For many companies and over decades, Belgium has played a pivotal role in the development of new medicines, thanks to its world leadership in clinical trials. Every year, 500 trials are running in Belgium. Every year, more than 170,000 Belgian patients participate in phase 2 and 3 trials. The four most frequent domains of research are cancer (21%), cardiovascular diseases (13%), central nervous system diseases (8.3 %) and respiratory diseases (7.6 %).
Belgium’s excellence is the result of numerous factors: effective administrative steps with very short timelines to obtain approval to conduct clinical trials, a fertile ground with well respected, highly qualified clinical researchers & research centers, and lastly, a positive environment which fosters interactions between biopharmaceutical companies and universities. These are important assets that should be preserved and reinforced.
The importance of clinical research for Belgium is multiple:
- Not only does the conduct of clinical trials deliver a substantial contribution to the economy in the form of investments and jobs, but clinical trials are also a driver for the financing and the retention – in Belgium – of scientific and academic research. Both are important factors in a knowledge economy that contribute to innovation and to the development of better medicines for mankind.

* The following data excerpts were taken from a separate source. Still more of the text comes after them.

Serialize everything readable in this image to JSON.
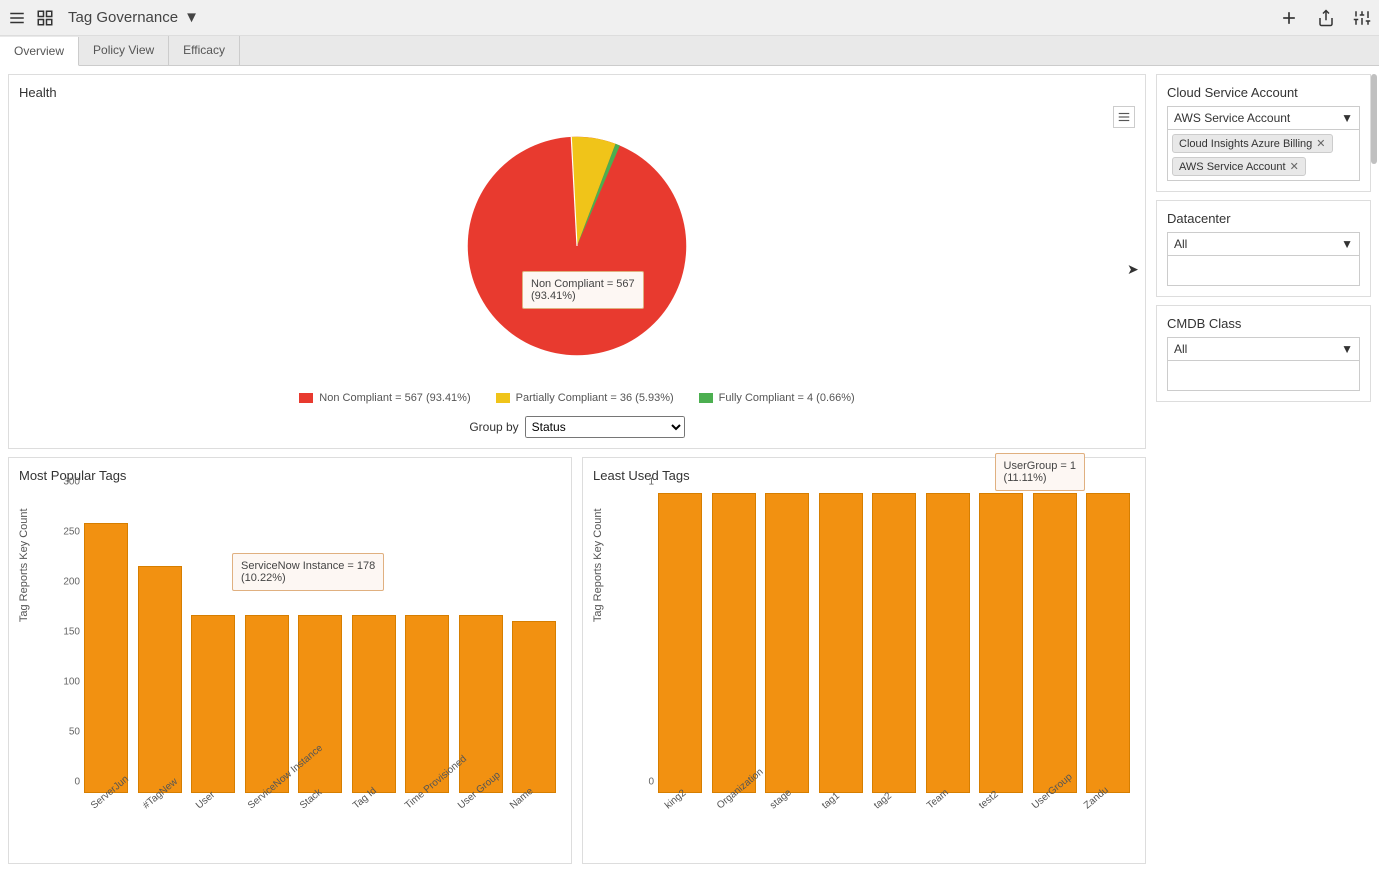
{
  "header": {
    "title": "Tag Governance"
  },
  "tabs": [
    "Overview",
    "Policy View",
    "Efficacy"
  ],
  "health": {
    "title": "Health",
    "tooltip_line1": "Non Compliant = 567",
    "tooltip_line2": "(93.41%)",
    "legend": [
      {
        "label": "Non Compliant = 567 (93.41%)",
        "color": "#e83a2f"
      },
      {
        "label": "Partially Compliant = 36 (5.93%)",
        "color": "#f0c419"
      },
      {
        "label": "Fully Compliant = 4 (0.66%)",
        "color": "#4caf50"
      }
    ],
    "groupby_label": "Group by",
    "groupby_value": "Status"
  },
  "popular": {
    "title": "Most Popular Tags",
    "y_label": "Tag Reports Key Count",
    "tooltip_line1": "ServiceNow Instance = 178",
    "tooltip_line2": "(10.22%)"
  },
  "least": {
    "title": "Least Used Tags",
    "y_label": "Tag Reports Key Count",
    "tooltip_line1": "UserGroup = 1",
    "tooltip_line2": "(11.11%)"
  },
  "filters": {
    "csa": {
      "title": "Cloud Service Account",
      "selected": "AWS Service Account",
      "chips": [
        "Cloud Insights Azure Billing",
        "AWS Service Account"
      ]
    },
    "dc": {
      "title": "Datacenter",
      "selected": "All"
    },
    "cmdb": {
      "title": "CMDB Class",
      "selected": "All"
    }
  },
  "chart_data": [
    {
      "type": "pie",
      "title": "Health",
      "series": [
        {
          "name": "Non Compliant",
          "value": 567,
          "pct": 93.41,
          "color": "#e83a2f"
        },
        {
          "name": "Partially Compliant",
          "value": 36,
          "pct": 5.93,
          "color": "#f0c419"
        },
        {
          "name": "Fully Compliant",
          "value": 4,
          "pct": 0.66,
          "color": "#4caf50"
        }
      ]
    },
    {
      "type": "bar",
      "title": "Most Popular Tags",
      "ylabel": "Tag Reports Key Count",
      "ylim": [
        0,
        300
      ],
      "yticks": [
        0,
        50,
        100,
        150,
        200,
        250,
        300
      ],
      "categories": [
        "ServerJun",
        "#TagNew",
        "User",
        "ServiceNow Instance",
        "Stack",
        "Tag Id",
        "Time Provisioned",
        "User Group",
        "Name"
      ],
      "values": [
        270,
        227,
        178,
        178,
        178,
        178,
        178,
        178,
        172
      ]
    },
    {
      "type": "bar",
      "title": "Least Used Tags",
      "ylabel": "Tag Reports Key Count",
      "ylim": [
        0,
        1
      ],
      "yticks": [
        0,
        1
      ],
      "categories": [
        "king2",
        "Organization",
        "stage",
        "tag1",
        "tag2",
        "Team",
        "test2",
        "UserGroup",
        "Zandu"
      ],
      "values": [
        1,
        1,
        1,
        1,
        1,
        1,
        1,
        1,
        1
      ]
    }
  ]
}
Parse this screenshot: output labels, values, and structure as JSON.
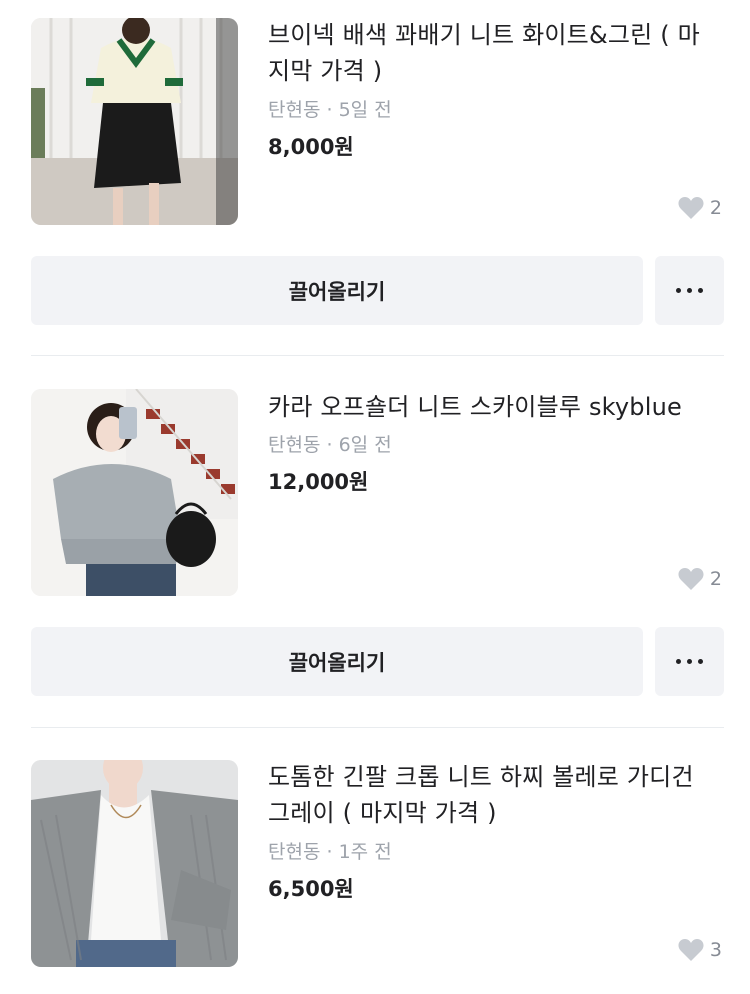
{
  "items": [
    {
      "title": "브이넥 배색 꽈배기 니트 화이트&그린 ( 마지막 가격 )",
      "location": "탄현동",
      "time": "5일 전",
      "price": "8,000원",
      "likes": "2",
      "bump_label": "끌어올리기"
    },
    {
      "title": "카라 오프숄더 니트 스카이블루 skyblue",
      "location": "탄현동",
      "time": "6일 전",
      "price": "12,000원",
      "likes": "2",
      "bump_label": "끌어올리기"
    },
    {
      "title": "도톰한 긴팔 크롭 니트 하찌 볼레로 가디건 그레이 ( 마지막 가격 )",
      "location": "탄현동",
      "time": "1주 전",
      "price": "6,500원",
      "likes": "3"
    }
  ],
  "separator": "·",
  "colors": {
    "button_bg": "#f2f3f6",
    "meta_text": "#9ea3ab",
    "heart": "#c7cbd1"
  }
}
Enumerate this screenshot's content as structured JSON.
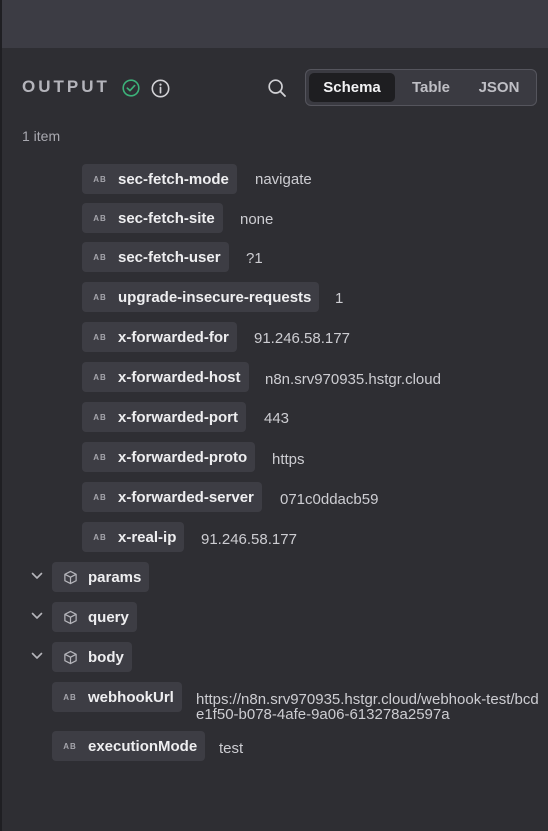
{
  "header": {
    "title": "OUTPUT",
    "tabs": [
      {
        "label": "Schema",
        "active": true
      },
      {
        "label": "Table",
        "active": false
      },
      {
        "label": "JSON",
        "active": false
      }
    ]
  },
  "count": "1 item",
  "type_badge": "AB",
  "fields": [
    {
      "key": "sec-fetch-mode",
      "value": "navigate"
    },
    {
      "key": "sec-fetch-site",
      "value": "none"
    },
    {
      "key": "sec-fetch-user",
      "value": "?1"
    },
    {
      "key": "upgrade-insecure-requests",
      "value": "1"
    },
    {
      "key": "x-forwarded-for",
      "value": "91.246.58.177"
    },
    {
      "key": "x-forwarded-host",
      "value": "n8n.srv970935.hstgr.cloud"
    },
    {
      "key": "x-forwarded-port",
      "value": "443"
    },
    {
      "key": "x-forwarded-proto",
      "value": "https"
    },
    {
      "key": "x-forwarded-server",
      "value": "071c0ddacb59"
    },
    {
      "key": "x-real-ip",
      "value": "91.246.58.177"
    }
  ],
  "objects": [
    {
      "key": "params"
    },
    {
      "key": "query"
    },
    {
      "key": "body"
    }
  ],
  "body_fields": [
    {
      "key": "webhookUrl",
      "value": "https://n8n.srv970935.hstgr.cloud/webhook-test/bcde1f50-b078-4afe-9a06-613278a2597a"
    },
    {
      "key": "executionMode",
      "value": "test"
    }
  ],
  "colors": {
    "success": "#3cb179",
    "active_tab": "#1e1e21"
  }
}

- It also allows patients to take part in the most innovative clinical trials, to benefit from the most advanced therapies and best follow up, and together with their physicians to actively contribute to the progress of medicine. It is very important that Belgian patients can continue to have free and early access to innovative medicines.
However, we are aware that this position is challenged from many sides and is far from self-evident.
A new European regulation on clinical trials will enter into force in 2018 introducing the submission of a single application for a clinical trial via a European portal to the European Medicines Agency (EMA), which will be evaluated in consultation with all EU Member States concerned by the trial. The timelines for evaluation & approval will be harmonized throughout Europe.
There is an urgent need for a strategic vision to build a sustainable clinical trials environment in Belgium on the basis of what has been achieved since the entry into force of the regulatory framework in 2004.